Although I applaud the ‘back to church’ initiative, I would rather it be a ‘back to the Gospel’ initiative and I think this blog post from Cranmer’s Curate articulates this very aptly.
WHY I NEED TO BE IN CHURCH ON SUNDAY
This coming Sunday is Back to Church Sunday, a national Church of England initiative aimed at reaching those with some previous connection with church. Cranmer’s Curate is not exactly a lapsed church-goer but here are his reasons why he needs to be there:
I am innately inclined to think that I am the centre of the universe and profoundly disinclined to give my Creator God the glory and honour He deserves. As the Apostle Paul put it in Romans 1v25,
‘they (wicked people like me) exchanged the truth about God for a lie and worshipped and served the creature rather than the Creator, who is blessed for ever! Amen’ (RSV).

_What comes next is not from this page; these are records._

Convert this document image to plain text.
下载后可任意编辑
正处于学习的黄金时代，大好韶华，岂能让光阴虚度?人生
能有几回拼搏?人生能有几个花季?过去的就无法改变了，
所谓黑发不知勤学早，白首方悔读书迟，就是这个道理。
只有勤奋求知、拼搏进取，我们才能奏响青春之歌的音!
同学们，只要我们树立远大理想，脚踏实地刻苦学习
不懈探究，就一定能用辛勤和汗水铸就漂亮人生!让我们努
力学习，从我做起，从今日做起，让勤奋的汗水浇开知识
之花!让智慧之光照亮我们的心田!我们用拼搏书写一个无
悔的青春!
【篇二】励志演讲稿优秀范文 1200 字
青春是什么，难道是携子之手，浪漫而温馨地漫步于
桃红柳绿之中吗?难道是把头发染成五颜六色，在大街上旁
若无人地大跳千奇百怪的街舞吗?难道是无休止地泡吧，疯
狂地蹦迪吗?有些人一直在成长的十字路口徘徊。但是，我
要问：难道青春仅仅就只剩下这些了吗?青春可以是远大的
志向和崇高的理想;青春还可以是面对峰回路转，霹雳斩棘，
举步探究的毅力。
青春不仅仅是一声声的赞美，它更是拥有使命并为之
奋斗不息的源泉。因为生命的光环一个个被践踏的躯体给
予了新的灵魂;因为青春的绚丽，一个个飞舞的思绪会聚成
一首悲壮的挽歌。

I am innately inclined to conform to the prevailing ungodly culture around me and disinclined to want to be seen in the public company of those with whom the Lord Jesus Christ personally identifies, namely the gathering of Christian believers, His Church. My nature is to do the opposite of what the Lord Jesus commands His disciples in John 13v34-35:
‘A new commandment I give to you, that you love one another; even as I have loved you, that you also love one another. By this all men will know that you are my disciples, if you have love for one another.’
Because of the above two incontrovertible facts about my intrinsic nature and inclinations, I am a hell-bound sinner whose only hope of salvation is faith in the Lord Jesus Christ, in whom I cannot come to believe unless a God-sent preacher explains His saving work to me. As the Apostle Paul affirms with his famous rhetorical questions in Romans 10v14:
‘But how are men to call upon him in whom they have not believed? And how are they to believe in him of whom they have never heard? And how are they to hear without a preacher?’
Paul neatly summarises his argument in v17:
‘So faith comes from what is heard, and what is heard comes by the preaching of Christ.’
Your curate will spare the blogosphere a YouTube video with his talking head making the above case – that would be likely to lead to renewed calls for internet censorship. But it would be most helpful to hear a Church of England bishop tell me those home truths about the real state of my soul and its amazing salvation in his public pitch for Back to Church Sunday.